By the time America unleashed Elvis Presley, James Brown, Marilyn Monroe, John Wayne and the Motown retinue of stars on the rest of the world, their dominance of global pop culture was unassailable and what resulted from this was their dominance of the world economy.
It was and still is a common practice for American companies to hire movie stars from Hollywood and country music stars from Nashville as cultural ambassadors to project their products into nations they wanted to enter.
The logic was that these stars enjoyed a lot of goodwill from the people in those nations and they could transfer that goodwill to their products.
America continued this practice through stars like Michael Jackson who was so popular in Japan that Japanese conglomerates hired him to come to Japan to endorse Japanese products before the Japanese themselves would buy them!
Today, the world is still buying American products because the picture of a movie star appears on a tube of toothpaste, or their songs are used to promote a new mobile phone.
That is the power of projecting and selling your culture!
Where your culture goes, your industries go too!
I remember as a teenager watching Wale Adenuga, the creator of Super Story, gush all over the media about how Super Story had become the number one show in several African nations including Kenya, Uganda and Ghana.
I also remember in my twenties how Nigerian stars were given red carpet receptions in African capitals.
Do we think it is a coincidence that it is precisely in those nations were Super Story, then Nollywood first went to that Nigerian businesses have now landed?
In Kenya, Dangote is emerging as perhaps the single largest Foreign Direct Investor, closely followed by Nigerian banks and the service industry.
Uganda and Tanzania are likewise opening up to Nigerian business.
Kenya, Uganda, Tanzania and Ghana were the nations Wale Adenuga was gushing about over 20 years ago when he was excited about the success of his Super Story series.

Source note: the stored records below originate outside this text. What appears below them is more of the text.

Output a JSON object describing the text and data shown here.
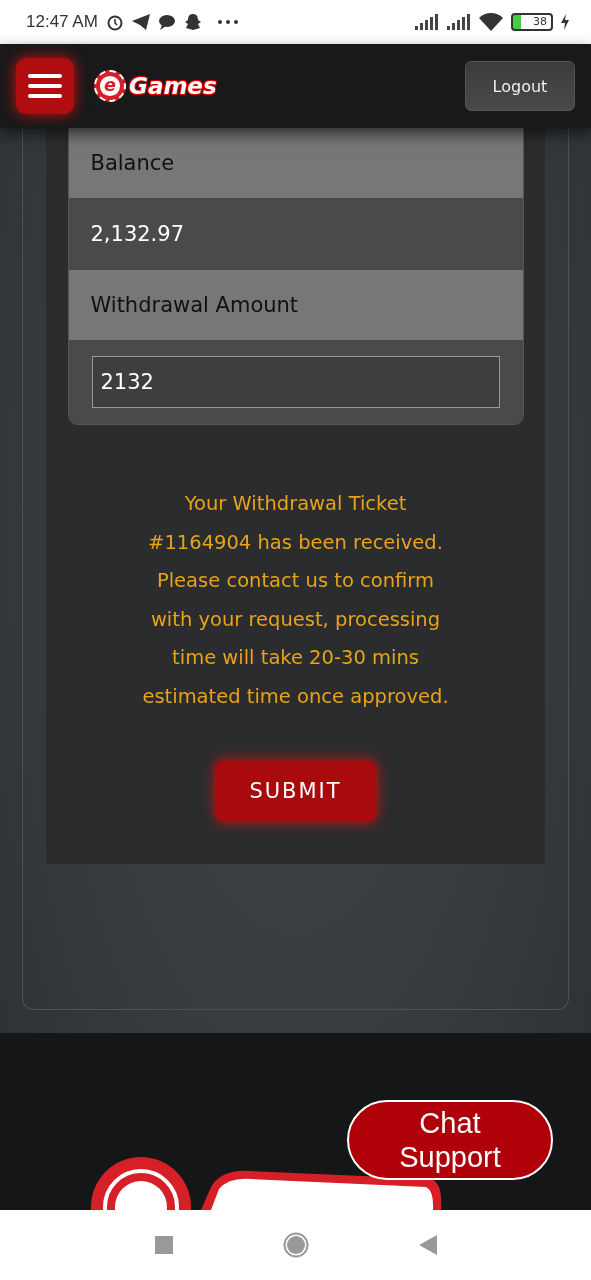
{
  "status_bar": {
    "time": "12:47 AM",
    "battery": "38"
  },
  "header": {
    "logo_mark": "e",
    "logo_text": "Games",
    "logout": "Logout"
  },
  "form": {
    "balance_label": "Balance",
    "balance_value": "2,132.97",
    "amount_label": "Withdrawal Amount",
    "amount_value": "2132"
  },
  "message": [
    "Your Withdrawal Ticket",
    "#1164904 has been received.",
    "Please contact us to confirm",
    "with your request, processing",
    "time will take 20-30 mins",
    "estimated time once approved."
  ],
  "submit": "SUBMIT",
  "chat_support": "Chat Support"
}
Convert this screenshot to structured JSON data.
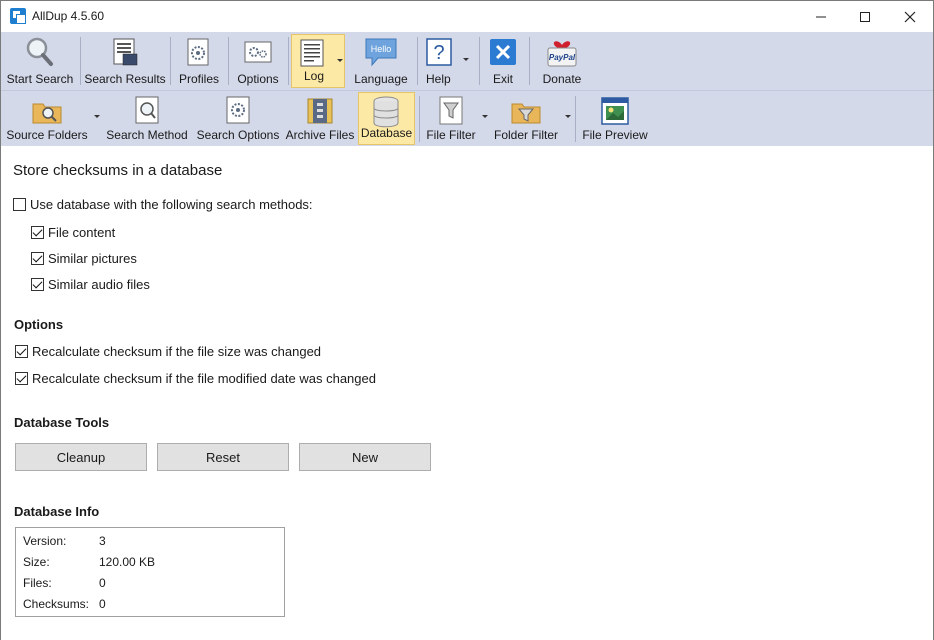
{
  "window": {
    "title": "AllDup 4.5.60"
  },
  "toolbar1": {
    "items": [
      {
        "label": "Start Search",
        "icon": "magnifier-icon"
      },
      {
        "label": "Search Results",
        "icon": "results-icon"
      },
      {
        "label": "Profiles",
        "icon": "profiles-icon"
      },
      {
        "label": "Options",
        "icon": "options-icon"
      },
      {
        "label": "Log",
        "icon": "log-icon"
      },
      {
        "label": "Language",
        "icon": "language-icon"
      },
      {
        "label": "Help",
        "icon": "help-icon"
      },
      {
        "label": "Exit",
        "icon": "exit-icon"
      },
      {
        "label": "Donate",
        "icon": "paypal-icon"
      }
    ],
    "hello_text": "Hello",
    "paypal_text": "PayPal"
  },
  "toolbar2": {
    "items": [
      {
        "label": "Source Folders",
        "icon": "source-folders-icon"
      },
      {
        "label": "Search Method",
        "icon": "search-method-icon"
      },
      {
        "label": "Search Options",
        "icon": "search-options-icon"
      },
      {
        "label": "Archive Files",
        "icon": "archive-files-icon"
      },
      {
        "label": "Database",
        "icon": "database-icon"
      },
      {
        "label": "File Filter",
        "icon": "file-filter-icon"
      },
      {
        "label": "Folder Filter",
        "icon": "folder-filter-icon"
      },
      {
        "label": "File Preview",
        "icon": "file-preview-icon"
      }
    ]
  },
  "main": {
    "heading": "Store checksums in a database",
    "use_db": {
      "label": "Use database with the following search methods:",
      "checked": false
    },
    "methods": [
      {
        "label": "File content",
        "checked": true
      },
      {
        "label": "Similar pictures",
        "checked": true
      },
      {
        "label": "Similar audio files",
        "checked": true
      }
    ],
    "options_title": "Options",
    "options": [
      {
        "label": "Recalculate checksum if the file size was changed",
        "checked": true
      },
      {
        "label": "Recalculate checksum if the file modified date was changed",
        "checked": true
      }
    ],
    "tools_title": "Database Tools",
    "tools": {
      "cleanup": "Cleanup",
      "reset": "Reset",
      "new": "New"
    },
    "info_title": "Database Info",
    "info": [
      {
        "key": "Version:",
        "value": "3"
      },
      {
        "key": "Size:",
        "value": "120.00 KB"
      },
      {
        "key": "Files:",
        "value": "0"
      },
      {
        "key": "Checksums:",
        "value": "0"
      }
    ]
  }
}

These things are interconnected!
If fans at Accra, Ghana, can go gaga for P-Square, it will not be too long before they will be buying Nigerian products like Innoson’s cars and Chivitta juices and using Nigerian services like Globacom and ABC Transport.
In 2011, I was walking around Union Square in San Francisco with Kanayo O Kanayo, when a woman walked up to Kanayo and greeted him in an almost flawless Nigerian accent and declared herself to be his fan.

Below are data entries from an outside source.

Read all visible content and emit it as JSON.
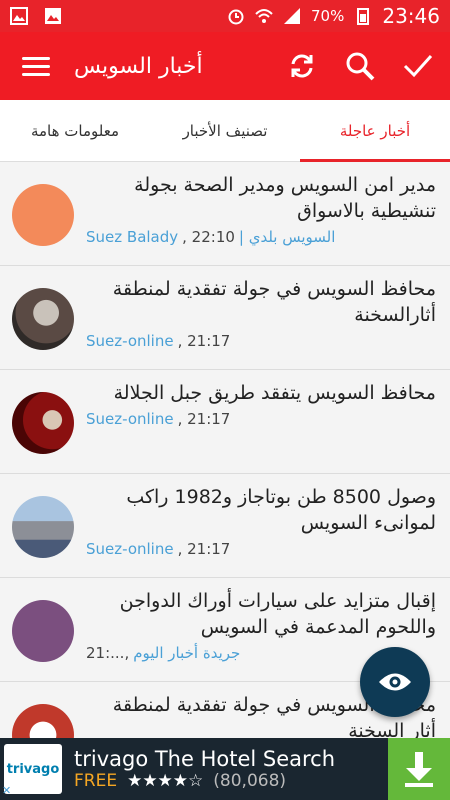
{
  "status": {
    "battery": "70%",
    "time": "23:46"
  },
  "appbar": {
    "title": "أخبار السويس"
  },
  "tabs": [
    "معلومات هامة",
    "تصنيف الأخبار",
    "أخبار عاجلة"
  ],
  "items": [
    {
      "headline": "مدير امن السويس ومدير الصحة بجولة تنشيطية بالاسواق",
      "source": "Suez Balady",
      "time": ", 22:10",
      "source_ar": "السويس بلدي |",
      "avatar_color": "#f38a5a"
    },
    {
      "headline": "محافظ السويس في جولة تفقدية لمنطقة أثارالسخنة",
      "source": "Suez-online",
      "time": ", 21:17",
      "avatar_color": "#6b5e57"
    },
    {
      "headline": "محافظ السويس يتفقد طريق جبل الجلالة",
      "source": "Suez-online",
      "time": ", 21:17",
      "avatar_color": "#b11d1d"
    },
    {
      "headline": "وصول 8500 طن بوتاجاز و1982 راكب لموانىء السويس",
      "source": "Suez-online",
      "time": ", 21:17",
      "avatar_color": "#7f8fa6"
    },
    {
      "headline": "إقبال متزايد على سيارات أوراك الدواجن واللحوم المدعمة في السويس",
      "source": "جريدة أخبار اليوم",
      "time": "21:...,",
      "avatar_color": "#7b4f7f"
    },
    {
      "headline": "محافظ السويس في جولة تفقدية لمنطقة أثار السخنة",
      "source": "",
      "time": "",
      "avatar_color": "#c0392b"
    }
  ],
  "ad": {
    "brand": "trivago",
    "title": "trivago The Hotel Search",
    "free": "FREE",
    "stars": "★★★★☆",
    "count": "(80,068)"
  }
}
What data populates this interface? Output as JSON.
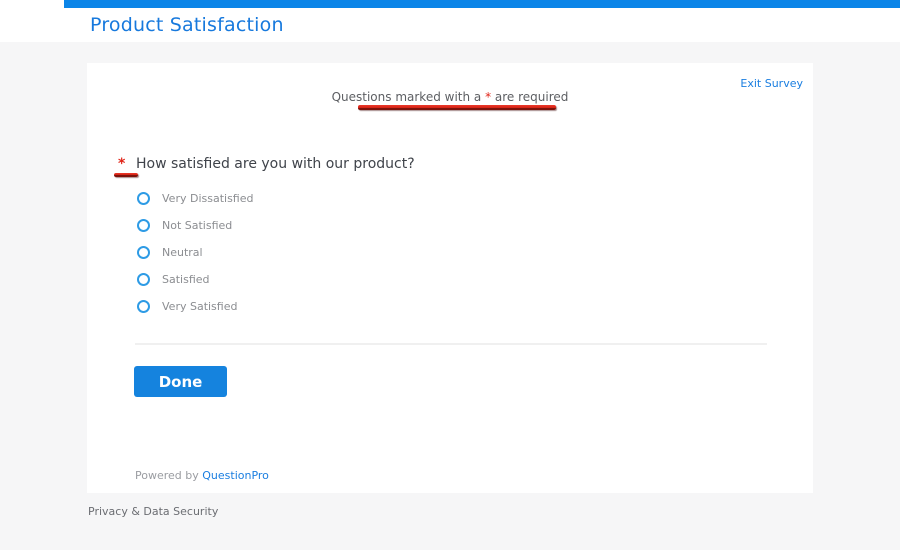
{
  "colors": {
    "top_bar_blue": "#0b85e8",
    "title_blue": "#1779dd",
    "link_blue": "#1a7ee0",
    "button_blue": "#1583de",
    "radio_outline_blue": "#2e9be5",
    "annotation_red": "#dd2418",
    "annotation_red_shadow": "#7d120b",
    "page_background": "#f6f6f7",
    "card_background": "#ffffff"
  },
  "header": {
    "title": "Product Satisfaction"
  },
  "survey": {
    "exit_link_label": "Exit Survey",
    "required_note": {
      "prefix": "Questions marked with a ",
      "asterisk": "*",
      "suffix": " are required"
    },
    "question": {
      "required_marker": "*",
      "text": "How satisfied are you with our product?",
      "options": [
        "Very Dissatisfied",
        "Not Satisfied",
        "Neutral",
        "Satisfied",
        "Very Satisfied"
      ]
    },
    "done_button_label": "Done",
    "powered_by": {
      "prefix": "Powered by ",
      "brand": "QuestionPro"
    }
  },
  "page_footer": {
    "privacy_label": "Privacy & Data Security"
  }
}
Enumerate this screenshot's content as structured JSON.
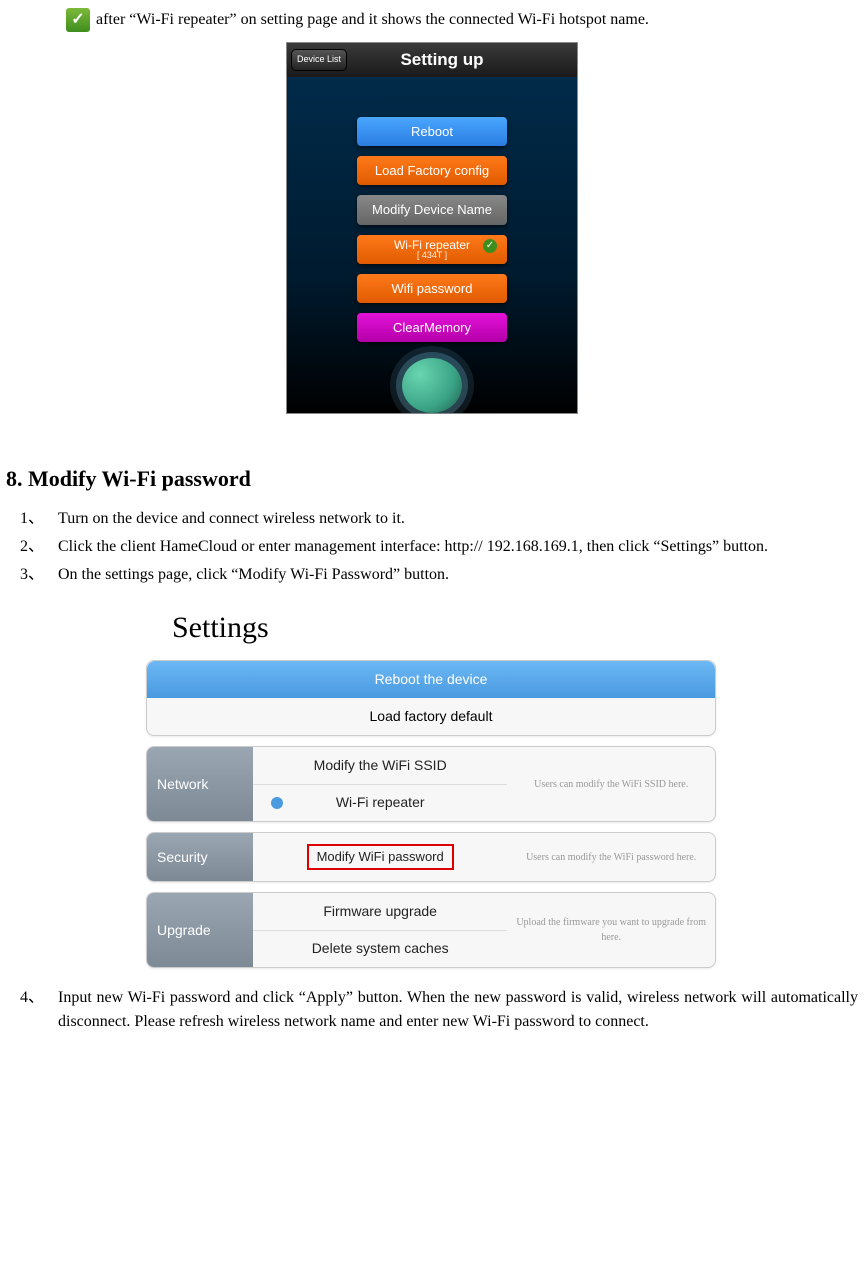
{
  "intro_text": "after “Wi-Fi repeater” on setting page and it shows the connected Wi-Fi hotspot name.",
  "phone": {
    "device_list": "Device List",
    "title": "Setting up",
    "btn_reboot": "Reboot",
    "btn_load": "Load Factory config",
    "btn_modify": "Modify Device Name",
    "btn_repeater": "Wi-Fi repeater",
    "btn_repeater_sub": "[ 434T ]",
    "btn_wifipw": "Wifi password",
    "btn_clear": "ClearMemory"
  },
  "section_title": "8. Modify Wi-Fi password",
  "steps": {
    "s1_num": "1、",
    "s1": "Turn on the device and connect wireless network to it.",
    "s2_num": "2、",
    "s2": "Click the client HameCloud or enter management interface: http:// 192.168.169.1, then click “Settings” button.",
    "s3_num": "3、",
    "s3": "On the settings page, click “Modify Wi-Fi Password” button.",
    "s4_num": "4、",
    "s4": "Input new Wi-Fi password and click “Apply” button. When the new password is valid, wireless network will automatically disconnect. Please refresh wireless network name and enter new Wi-Fi password to connect."
  },
  "settings": {
    "header": "Settings",
    "reboot": "Reboot the device",
    "load_default": "Load factory default",
    "network_label": "Network",
    "modify_ssid": "Modify the WiFi SSID",
    "wifi_repeater": "Wi-Fi repeater",
    "network_hint": "Users can modify the WiFi SSID here.",
    "security_label": "Security",
    "modify_pw": "Modify WiFi password",
    "security_hint": "Users can modify the WiFi password here.",
    "upgrade_label": "Upgrade",
    "firmware": "Firmware upgrade",
    "delete_caches": "Delete system caches",
    "upgrade_hint": "Upload the firmware you want to upgrade from here."
  }
}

We asked her what part of Nigeria she was from and she was shocked. She was an American!
That incidence taught me a lesson which is that were unscrupulous Nigerians might have spoilt our national reputation through negative actions such as Advance Fee Fraud and other Internet scams, it is our music and Nollywood stars that can correct the negative impression some would have about Nigeria and Nigerians.

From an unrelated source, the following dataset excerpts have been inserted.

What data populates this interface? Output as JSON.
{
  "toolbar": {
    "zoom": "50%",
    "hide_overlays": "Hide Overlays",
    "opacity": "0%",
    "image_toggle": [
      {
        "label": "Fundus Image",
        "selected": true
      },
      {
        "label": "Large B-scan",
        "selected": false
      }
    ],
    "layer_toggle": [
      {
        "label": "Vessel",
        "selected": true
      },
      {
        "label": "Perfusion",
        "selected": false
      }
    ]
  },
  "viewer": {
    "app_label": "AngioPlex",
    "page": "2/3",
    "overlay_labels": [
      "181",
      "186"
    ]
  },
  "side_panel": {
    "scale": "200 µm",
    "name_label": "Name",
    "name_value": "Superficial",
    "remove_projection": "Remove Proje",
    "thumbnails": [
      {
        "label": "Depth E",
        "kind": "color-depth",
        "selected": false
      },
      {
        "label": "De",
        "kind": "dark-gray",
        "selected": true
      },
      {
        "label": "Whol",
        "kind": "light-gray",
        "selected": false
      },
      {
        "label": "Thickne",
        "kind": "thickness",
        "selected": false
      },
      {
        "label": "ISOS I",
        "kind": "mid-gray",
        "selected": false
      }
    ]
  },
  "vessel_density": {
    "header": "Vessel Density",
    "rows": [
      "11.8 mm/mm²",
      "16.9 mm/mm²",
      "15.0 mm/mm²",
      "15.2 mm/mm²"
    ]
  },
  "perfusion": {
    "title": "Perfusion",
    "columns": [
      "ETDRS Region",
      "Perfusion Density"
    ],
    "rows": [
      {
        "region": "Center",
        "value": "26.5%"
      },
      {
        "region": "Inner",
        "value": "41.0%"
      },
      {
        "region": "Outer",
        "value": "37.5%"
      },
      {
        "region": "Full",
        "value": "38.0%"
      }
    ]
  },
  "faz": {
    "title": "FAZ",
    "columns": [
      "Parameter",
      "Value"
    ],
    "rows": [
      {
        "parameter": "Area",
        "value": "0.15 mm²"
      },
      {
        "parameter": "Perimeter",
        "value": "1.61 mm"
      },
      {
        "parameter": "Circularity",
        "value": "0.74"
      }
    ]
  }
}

And this is what a visionary philosopher King like President Goodluck Jonathan has seen which is why he continues to support the entertainment industry.
Whether you refer to the $200 million credit facility to the industry or the 3 billion Naira grant to Nollywood, or the various ways he has assisted the entertainment industry, such initiatives are for the benefit of Nigeria’s economy.
If we do not value, patronize and project our own culture via our entertainment industry, no one will.
And if no one buys our culture, no one will buy our products.
The fact cannot be overemphasized-culture means business! People who have made connections with Nigeria’s culture will naturally have a higher interest in visiting Nigeria and patronizing Nigerian businesses and services. That is something that must sink into the consciousness of every sector, industry and chamber of commerce!
So next time you see Genevieve Nnaji gracing the cover of the British Hello! magazine or Omotola Ekeinde in the line up of Time Magazine’s 100 most influential persons in the world, don’t think they are going places alone. No. They are taking 170 million Nigerians along with them.
So, as President Goodluck Jonathan hosts the entertainment industry today, Friday the 28th of November, 2014, let everyone know that he is doing it for Nigeria’s benefit.
Reno Omokri is Special Assistant (New Media) to President Jonathan.